Some years back this book triggered childhood memories that I had forgotten. Michael McCarthy was explaining how in his childhood the insects were so abundant that it could be likened to a snowstorm - travelling in a car at night moths would swarm the headlight beams like "snowflakes in a blizzard,” and consequently this meant regular stops to clear the windscreen of insect bodies. This blizzard effect and regular windscreen cleaning happened during my childhood in Northern NSW and South-East QLD. And the moths were so big. The book quickly caught my attention and I wondered how I had forgotten those experiences.
One of McCarthy's major points is that it is just not the dwindling of species we should be concerned about but also the overall vanishing of numbers within species.

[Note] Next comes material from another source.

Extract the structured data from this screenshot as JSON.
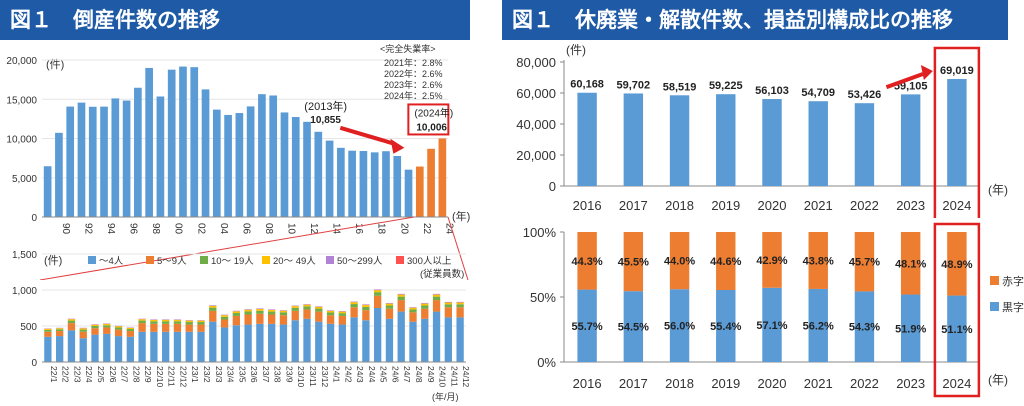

This he calls the 'great thinning'. This can be hard to recognise, particularly for younger generations. When during a discussion one day I described to my daughter the experience of travelling around at night as a child and needing to clean windscreens due to the shear volume of insects, she rightly asked where did they all go. Good question. My response was a sigh and a not so helpful, "They are just gone".
McCarthy's antidote to this great thinning is that we need to get away from instrumental approaches to addressing these problems. In particular he singles out the deficiencies with so called sustainable development; putting a monetary value on ecosystem services such as clean water; and dubious nature offsetting schemes where land is 'horse traded' for development purposes. Instead, he suggests that we see nature as intrinsically valuable in its own right. Furthermore he takes this further to argue that the natural world can be an emotional and spiritual wellspring that inspires joy, wonder, and even love. There is definately something in this reasoning. Indeed it is this wonder, joy and love that motivates many, if not most of us, onward to the next tree planting, the next weeding and the myriad of other activities that make up wildlife conservation work.